Alas, it's a different world now. So after being taught you need to watch your video before writing your script, you have to do something backwards. Oh, you still have to write to your video... at least for the television version of your story. But now many of you are being required to write for the station's website. (You know, that thing your anchors tell viewers to visit twenty times every newscast rather than watch television.)

Problem is, writing for the web is very different than writing a television script. You can't reference video or nat sound as you would for broadcast, so you have to do everything backwards.

In other words, you have to become a newspaper reporter for part of your day.

Problem is, many people in this business have no experience in print journalism.

I started in newspapers, working for our college daily and then getting my first job at a local weekly. So I was brought up writing in the print style and had to learn to write for broadcast. In radio, I had to paint a picture with my words. In television, the photogs provided me with words and sound so I no longer had to describe what the viewer saw.

Then I started writing fiction and had to go backwards again after being told my a major author, "You don't have any setting in your stories. Readers need to see the image you've created." I had become so accustomed to writing to video that I'd forgotten readers of fiction needed to have a picture painted in their minds.

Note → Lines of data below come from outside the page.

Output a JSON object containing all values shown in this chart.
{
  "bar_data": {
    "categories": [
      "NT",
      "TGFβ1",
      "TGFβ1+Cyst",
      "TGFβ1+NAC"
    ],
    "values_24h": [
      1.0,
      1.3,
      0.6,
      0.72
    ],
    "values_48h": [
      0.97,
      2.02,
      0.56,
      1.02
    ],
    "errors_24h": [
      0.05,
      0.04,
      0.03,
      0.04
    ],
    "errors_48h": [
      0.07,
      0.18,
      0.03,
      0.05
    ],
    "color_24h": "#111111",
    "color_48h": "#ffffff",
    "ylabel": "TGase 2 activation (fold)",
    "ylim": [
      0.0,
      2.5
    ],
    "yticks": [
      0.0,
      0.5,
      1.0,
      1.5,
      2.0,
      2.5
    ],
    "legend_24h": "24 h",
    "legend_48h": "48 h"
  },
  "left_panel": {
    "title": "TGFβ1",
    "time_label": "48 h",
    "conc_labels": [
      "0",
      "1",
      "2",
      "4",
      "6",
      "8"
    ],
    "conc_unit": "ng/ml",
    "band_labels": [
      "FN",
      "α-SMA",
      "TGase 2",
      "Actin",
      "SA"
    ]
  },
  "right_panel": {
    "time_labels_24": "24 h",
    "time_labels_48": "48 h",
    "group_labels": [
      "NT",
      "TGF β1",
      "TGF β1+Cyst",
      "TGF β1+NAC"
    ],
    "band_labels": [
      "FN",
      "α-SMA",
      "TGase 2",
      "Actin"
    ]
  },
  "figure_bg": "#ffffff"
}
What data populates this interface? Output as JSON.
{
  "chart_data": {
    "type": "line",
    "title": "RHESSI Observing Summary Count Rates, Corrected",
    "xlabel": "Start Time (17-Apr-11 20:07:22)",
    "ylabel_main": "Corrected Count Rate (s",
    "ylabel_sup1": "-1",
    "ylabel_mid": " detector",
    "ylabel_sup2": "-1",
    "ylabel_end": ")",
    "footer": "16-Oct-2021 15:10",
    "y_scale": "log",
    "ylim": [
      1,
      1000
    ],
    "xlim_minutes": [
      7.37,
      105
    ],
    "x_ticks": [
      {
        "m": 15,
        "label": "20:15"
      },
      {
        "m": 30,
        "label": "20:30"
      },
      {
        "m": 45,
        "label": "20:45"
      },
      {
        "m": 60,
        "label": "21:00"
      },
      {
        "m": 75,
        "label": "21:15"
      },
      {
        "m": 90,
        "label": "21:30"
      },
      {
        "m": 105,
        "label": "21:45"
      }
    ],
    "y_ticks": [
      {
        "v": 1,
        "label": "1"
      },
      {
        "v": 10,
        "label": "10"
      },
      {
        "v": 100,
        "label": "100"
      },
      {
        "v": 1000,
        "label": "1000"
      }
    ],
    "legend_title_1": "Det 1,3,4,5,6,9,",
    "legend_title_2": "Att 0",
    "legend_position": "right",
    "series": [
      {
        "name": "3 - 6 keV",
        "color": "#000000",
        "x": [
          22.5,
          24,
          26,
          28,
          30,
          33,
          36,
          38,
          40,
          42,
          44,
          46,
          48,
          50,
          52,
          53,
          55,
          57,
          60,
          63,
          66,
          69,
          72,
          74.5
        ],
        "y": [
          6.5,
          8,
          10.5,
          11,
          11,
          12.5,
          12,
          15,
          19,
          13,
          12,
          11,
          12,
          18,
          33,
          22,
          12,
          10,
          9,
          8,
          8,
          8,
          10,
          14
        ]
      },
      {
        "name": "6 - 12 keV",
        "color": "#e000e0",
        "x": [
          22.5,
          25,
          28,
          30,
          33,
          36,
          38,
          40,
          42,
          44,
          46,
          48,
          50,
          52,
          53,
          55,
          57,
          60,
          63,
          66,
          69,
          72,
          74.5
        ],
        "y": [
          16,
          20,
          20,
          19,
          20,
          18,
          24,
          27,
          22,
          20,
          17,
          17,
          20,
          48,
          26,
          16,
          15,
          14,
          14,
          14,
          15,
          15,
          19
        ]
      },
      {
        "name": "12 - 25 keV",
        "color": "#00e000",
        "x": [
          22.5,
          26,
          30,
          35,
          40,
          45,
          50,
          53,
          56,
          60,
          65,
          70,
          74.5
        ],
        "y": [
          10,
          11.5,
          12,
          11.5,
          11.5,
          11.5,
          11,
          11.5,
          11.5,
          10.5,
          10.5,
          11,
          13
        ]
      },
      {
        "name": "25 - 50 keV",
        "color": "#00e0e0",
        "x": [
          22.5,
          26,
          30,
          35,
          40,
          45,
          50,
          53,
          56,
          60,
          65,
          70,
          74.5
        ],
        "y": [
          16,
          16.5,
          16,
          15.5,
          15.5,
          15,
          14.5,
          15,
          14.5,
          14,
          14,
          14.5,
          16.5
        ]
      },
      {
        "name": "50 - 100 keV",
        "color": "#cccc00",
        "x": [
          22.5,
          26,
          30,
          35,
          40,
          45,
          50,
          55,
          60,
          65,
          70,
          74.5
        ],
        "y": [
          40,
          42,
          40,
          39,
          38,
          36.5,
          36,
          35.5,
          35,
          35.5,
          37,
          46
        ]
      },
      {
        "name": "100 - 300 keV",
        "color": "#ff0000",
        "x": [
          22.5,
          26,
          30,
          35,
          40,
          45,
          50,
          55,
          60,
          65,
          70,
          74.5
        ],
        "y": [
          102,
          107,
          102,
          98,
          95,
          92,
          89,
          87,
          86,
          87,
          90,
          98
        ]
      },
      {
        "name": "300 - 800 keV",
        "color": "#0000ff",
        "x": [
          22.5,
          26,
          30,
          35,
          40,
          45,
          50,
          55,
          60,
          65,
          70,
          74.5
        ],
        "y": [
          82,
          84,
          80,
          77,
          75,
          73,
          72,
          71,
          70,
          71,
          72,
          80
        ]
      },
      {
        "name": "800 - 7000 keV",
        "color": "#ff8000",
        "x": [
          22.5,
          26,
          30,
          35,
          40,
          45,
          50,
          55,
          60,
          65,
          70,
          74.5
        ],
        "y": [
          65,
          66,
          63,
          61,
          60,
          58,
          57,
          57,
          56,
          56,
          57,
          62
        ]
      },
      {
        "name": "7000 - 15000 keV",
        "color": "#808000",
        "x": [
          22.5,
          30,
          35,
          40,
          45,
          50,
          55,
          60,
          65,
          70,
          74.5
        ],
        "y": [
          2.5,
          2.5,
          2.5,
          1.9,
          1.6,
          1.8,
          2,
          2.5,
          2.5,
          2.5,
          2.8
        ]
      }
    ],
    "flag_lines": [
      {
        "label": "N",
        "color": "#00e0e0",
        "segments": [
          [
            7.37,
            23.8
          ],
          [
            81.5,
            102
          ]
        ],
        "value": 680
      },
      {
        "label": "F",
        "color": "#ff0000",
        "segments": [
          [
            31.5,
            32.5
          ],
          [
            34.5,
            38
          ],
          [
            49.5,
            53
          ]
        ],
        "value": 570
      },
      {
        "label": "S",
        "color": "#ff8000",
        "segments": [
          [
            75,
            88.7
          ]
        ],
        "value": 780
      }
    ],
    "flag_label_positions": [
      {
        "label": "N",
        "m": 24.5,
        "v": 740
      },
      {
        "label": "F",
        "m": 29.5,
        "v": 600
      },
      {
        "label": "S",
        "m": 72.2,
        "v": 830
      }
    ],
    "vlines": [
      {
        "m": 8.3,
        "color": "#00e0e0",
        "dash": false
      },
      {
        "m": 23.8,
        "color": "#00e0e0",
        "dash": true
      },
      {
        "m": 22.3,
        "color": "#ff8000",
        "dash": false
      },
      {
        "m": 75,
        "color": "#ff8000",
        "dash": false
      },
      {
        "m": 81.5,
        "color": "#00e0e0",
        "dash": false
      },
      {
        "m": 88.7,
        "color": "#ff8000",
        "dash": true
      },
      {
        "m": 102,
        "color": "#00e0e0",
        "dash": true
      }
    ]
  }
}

The same holds true when it comes to writing for the web.

Too many of you are simply cutting and pasting your TV script into the web. If you want to see how confusing this is to someone who reads your story and does nothing else, try listening to your story and not watching. Turn down the channel with the nat sound and just listen to your voice tracks and sound bites. Doesn't make as much sense, does it?

In the next post I'll go over some web writing techniques that will hopefully make you better web writers. So you're probably thinking, "Why are you spending so much time on this? I'm getting hired because of my resume tape, right?"

That's true, but all things being equal, being a good web writer is just another hat you can wear to make you more marketable in this wonderful digital age. (I'm being sarcastic with the part in italics, in case you didn't know.) The ability to write, and write well, has become more important.

Down the road your looks may fade, you may get sick of shooting your own video, but you'll still need a job. You might pick up a gig as a web writer.

Look, I'm not a fan of piling more work on overworked reporters, but if you've gotta do this anyway, you might as well do it right.